John McDouall Stuart at Andamooka Waterhole
From Stuart’s journal – Monday, 21st June, 1858:
Monday, 21st June, Water Creek.
Started at 9.30 a.m. on a course of 25 degrees. At a mile passed a small table-topped hill to the west of our line; at three miles and a half crossed the creek; at four miles passed another table-topped hill connected with the low range to the east, and passed the first ironstone hill; at seven miles changed to 55 degrees; at eight miles halted at a large permanent water hole (Andamoka).
I can with safety say that this is permanent; it is a splendid water hole, nearly as large as the one at the mouth of the gorge in the John.
The low range to the east of our course, and running nearly parallel with it, is composed of conglomerate, quartz, and a little ironstone.
Part of to-day’s journey was over low undulating sandy and very well grassed country.
There seems to have been a little rain here lately; the grass is springing beautifully.
At eleven miles we came upon a salt lagoon (Wealaroo) two miles long by one broad. From the north end of it, on a bearing of 55 degrees, one mile and a half will strike Andamoka.
I think we have now left the western sand hills behind us; and now that we have permanent water to fall back on, I shall strike into the north-west to-morrow.
The distance travelled to-day was fifteen miles.
The country around this water consists of bold stony rises and sand, with salt bush and grass; no timber except mulga and a few myall bushes in the creek.

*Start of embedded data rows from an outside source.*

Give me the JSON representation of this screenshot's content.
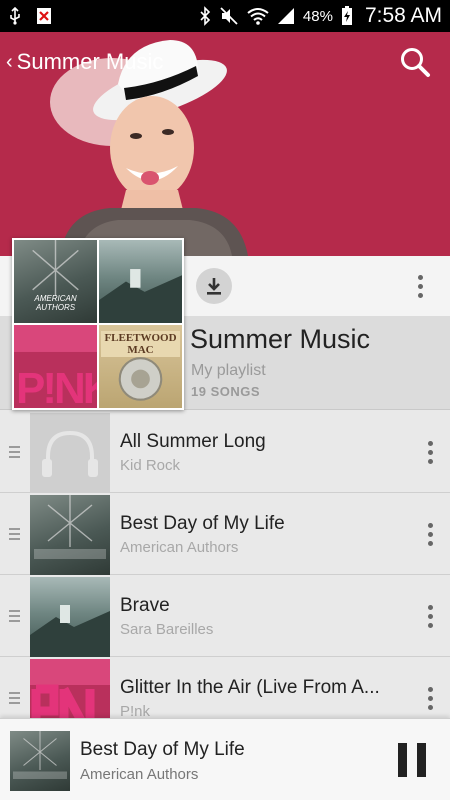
{
  "status_bar": {
    "battery": "48%",
    "time": "7:58 AM"
  },
  "header": {
    "title": "Summer Music"
  },
  "playlist": {
    "title": "Summer Music",
    "subtitle": "My playlist",
    "count": "19 SONGS",
    "collage": {
      "tile_aa_text": "AMERICAN AUTHORS",
      "tile_pk_letters": "P!NK",
      "tile_fm_text": "FLEETWOOD MAC"
    }
  },
  "songs": [
    {
      "title": "All Summer Long",
      "artist": "Kid Rock"
    },
    {
      "title": "Best Day of My Life",
      "artist": "American Authors"
    },
    {
      "title": "Brave",
      "artist": "Sara Bareilles"
    },
    {
      "title": "Glitter In the Air (Live From A...",
      "artist": "P!nk"
    }
  ],
  "now_playing": {
    "title": "Best Day of My Life",
    "artist": "American Authors"
  },
  "colors": {
    "hero_red": "#b0284a",
    "pink_album": "#e3347a"
  }
}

On an examination of the creek, we have found salt water above and below this hole. In one place above there are cakes of salt one inch and a half thick, a convincing proof that this is supplied by springs.
Well, John McDouall Stuart had some things right about Andamooka Waterhole and the surrounding area but on others he was mistaken.
On my first visit to Andamooka Waterhole, in August 2006, it was dry and I was told it had been so for several years.
When full, the waterhole would be about 200 metres long, stretching around a bend in the creek and about 10 to 20 metres wide. In depth, for the most part, it would vary from zero to a metre and a half, maybe two metres. At the down stream end is a hole, maybe another metre and a half deeper than the rest.
This hole had a bottom of mud, and was strewn with cattle bones. A little way up the bank was a large, dished rock holding about 20 litres of water from rain a week previous to my visit.
However, on my visit in October 2007, I saw Andamooka Waterhole as John McDouall Stuart saw it, and I drank the water, which despite the area smelling of cattle, didn’t taste too bad at all.
Quite clear, with with a green tinge to it on this warm, spring day, the water rippled in the breeze. I’d have had a swim had I not been alone.
On both trips I found the salt refered to by Stuart, above and below Andamooka Waterhole. How there comes to be good water in between is beyond me.
Myall creek has a catchment extending about 25 kilometres to the south and south east. The water I found in Andamooka Waterhole was from good rain in January 2007.